The first thing I noticed was that without an "in", even getting a machine was hard: if I used the sign-up sheet to reserve the next open elliptical or treadmill, when the current occupant finished she'd invariably say: "I'm so sorry, dear, but I already promised Martha she could use this one next .... No one in here pays attention to those sign-up sheets." And when an elliptical did open up for me, there was this one senior who liked wandering among the machines to chat with his friends who were using them - and he always ended up standing directly in front of me, actually draping his towel over the frame of my machine and LEANING on it, chattering away, while I was using it! (Let's not even talk about having every single television tuned to Fox Morning News at full volume, a regional tribal custom which constituted cruel and unusual punishment.)

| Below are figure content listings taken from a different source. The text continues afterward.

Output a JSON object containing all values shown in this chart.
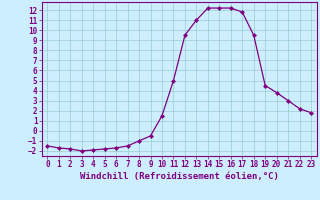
{
  "x": [
    0,
    1,
    2,
    3,
    4,
    5,
    6,
    7,
    8,
    9,
    10,
    11,
    12,
    13,
    14,
    15,
    16,
    17,
    18,
    19,
    20,
    21,
    22,
    23
  ],
  "y": [
    -1.5,
    -1.7,
    -1.8,
    -2.0,
    -1.9,
    -1.8,
    -1.7,
    -1.5,
    -1.0,
    -0.5,
    1.5,
    5.0,
    9.5,
    11.0,
    12.2,
    12.2,
    12.2,
    11.8,
    9.5,
    4.5,
    3.8,
    3.0,
    2.2,
    1.8
  ],
  "line_color": "#800080",
  "marker": "D",
  "marker_size": 2,
  "linewidth": 0.9,
  "xlabel": "Windchill (Refroidissement éolien,°C)",
  "xlim": [
    -0.5,
    23.5
  ],
  "ylim": [
    -2.5,
    12.8
  ],
  "yticks": [
    -2,
    -1,
    0,
    1,
    2,
    3,
    4,
    5,
    6,
    7,
    8,
    9,
    10,
    11,
    12
  ],
  "xticks": [
    0,
    1,
    2,
    3,
    4,
    5,
    6,
    7,
    8,
    9,
    10,
    11,
    12,
    13,
    14,
    15,
    16,
    17,
    18,
    19,
    20,
    21,
    22,
    23
  ],
  "bg_color": "#cceeff",
  "grid_color": "#99cccc",
  "line_border_color": "#800080",
  "xlabel_color": "#800080",
  "tick_color": "#800080",
  "xlabel_fontsize": 6.5,
  "tick_fontsize": 5.5
}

I hung on as long as I could, but eventually I realized the culture shock was too much for me: one January day I grabbed the only empty elliptical machine, which was between two treadmills being used by two elderly ladies. No sooner had I gotten started than they started having a conversation right around/through me - a very loud conversation with lots of repetition, since neither of them could hear the other too well over the sound of the machines and the Fox News denouncers. The topic of the conversation: one woman's daughter's hysterectomy and the post-surgical complications - in great (and often repeated detail). Try to picture this:

SENIOR #1: And the day after the operation, she started to hemorrhage!
SENIOR #2: What?
SENIOR #1: I said, the day after the operation, SHE STARTED TO HEMORRHAGE!

The conversation went on from there .... and after about 10 minutes, midway through a discussion of surgical sponges accidently left in various friends' and relatives' abdomens, I knew that these would never be my people.

And so, that afternoon after my last class I went straight to the local sporting goods store, where the salesman told me he'd sell me an elliptical on credit, at 0% interest for the first 12 months. They delivered it the next day.